INDICATIONS AND USAGE
BiDil is indicated for the treatment of heart failure as an adjunct to standard therapy in self-identified black patients to improve survival, to prolong time to hospitalization for heart failure, and to improve patient-reported functional status. There is little experience in patients with NYHA class IV heart failure. Most patients in the clinical trial supporting effectiveness (A-HeFT) received a loop diuretic, an angiotensin converting enzyme inhibitor or an angiotensin II receptor blocker, and a beta blocker, and many also received a cardiac glycoside or an aldosterone antagonist.
IMPORTANT SAFETY INFORMATION
BiDil is contraindicated in patients who are allergic to organic nitrates, or who take phosphodiesterase type 5 (PDE5) inhibitors, such as avanafil, sildenafil, tadalafil, or vardenafil, or soluble guanylate cyclase (sGC) stimulator (riociguat).

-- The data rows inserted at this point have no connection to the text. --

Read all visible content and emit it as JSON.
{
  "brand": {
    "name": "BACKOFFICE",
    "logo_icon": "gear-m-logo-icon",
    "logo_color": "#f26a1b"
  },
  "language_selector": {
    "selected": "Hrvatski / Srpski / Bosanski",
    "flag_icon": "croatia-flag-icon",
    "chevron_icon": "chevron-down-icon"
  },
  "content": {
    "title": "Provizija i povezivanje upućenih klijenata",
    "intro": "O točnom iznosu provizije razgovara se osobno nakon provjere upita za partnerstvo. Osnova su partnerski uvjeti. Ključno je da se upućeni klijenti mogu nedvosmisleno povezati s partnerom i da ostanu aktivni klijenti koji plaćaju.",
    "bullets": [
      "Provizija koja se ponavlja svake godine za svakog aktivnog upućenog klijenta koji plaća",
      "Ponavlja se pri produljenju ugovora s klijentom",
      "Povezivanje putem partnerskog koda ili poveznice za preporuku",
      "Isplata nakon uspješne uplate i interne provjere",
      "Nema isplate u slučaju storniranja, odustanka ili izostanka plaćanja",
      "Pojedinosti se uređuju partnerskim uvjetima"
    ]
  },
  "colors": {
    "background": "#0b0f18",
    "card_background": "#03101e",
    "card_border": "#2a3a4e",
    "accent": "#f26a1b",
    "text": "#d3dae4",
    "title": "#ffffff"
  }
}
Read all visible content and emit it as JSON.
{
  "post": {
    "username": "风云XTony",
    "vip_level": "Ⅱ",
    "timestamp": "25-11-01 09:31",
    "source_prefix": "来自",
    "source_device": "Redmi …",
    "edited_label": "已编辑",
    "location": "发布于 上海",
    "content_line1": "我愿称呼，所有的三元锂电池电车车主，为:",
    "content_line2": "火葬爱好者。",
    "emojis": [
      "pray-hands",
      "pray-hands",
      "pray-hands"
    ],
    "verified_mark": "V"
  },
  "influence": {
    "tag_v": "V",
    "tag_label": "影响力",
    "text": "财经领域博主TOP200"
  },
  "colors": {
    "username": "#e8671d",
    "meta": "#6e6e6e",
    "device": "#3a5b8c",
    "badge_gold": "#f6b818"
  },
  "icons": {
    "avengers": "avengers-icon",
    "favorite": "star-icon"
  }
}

Concomitant use can cause hypotension.
WARNINGS AND PRECAUTIONS
Hydralazine hydrochloride has been reported to cause a drug-induced systemic lupus erythematosus (SLE) syndrome. Symptoms and signs usually regress when hydralazine hydrochloride is discontinued.
Symptomatic hypotension, particularly with upright posture, may occur with even small doses of BiDil. Hypotension is most likely to occur in patients who have been volume or salt depleted; correct prior to initiation of BiDil. Hydralazine hydrochloride can cause tachycardia and hypotension potentially leading to myocardial ischemia and angina, particularly in patients with hypertrophic cardiomyopathy.
Hydralazine hydrochloride has been associated with peripheral neuritis, evidenced by paresthesia, numbness, and tingling, which may be related to an antipyridoxine effect. Pyridoxine should be added to BiDil therapy if such symptoms develop.
Most common adverse reactions (> 5% more on BiDil than on placebo) were headache and dizziness.
References: 1. Sharma A, Colvin-Adams M, Yancy CW. Heart failure in African Americans: Disparities can be overcome. Cleve Clin J Med. 2014;81(5):301-311. 2. Yancy CW. Heart failure in African-Americans. US Cardiol. 2006;2005:2(1):196-200. 3. Yancy CW. Heart failure in African Americans: unique etiology and pharmacologic treatment responses. J Natl Med Assoc. 2003;95:1-12.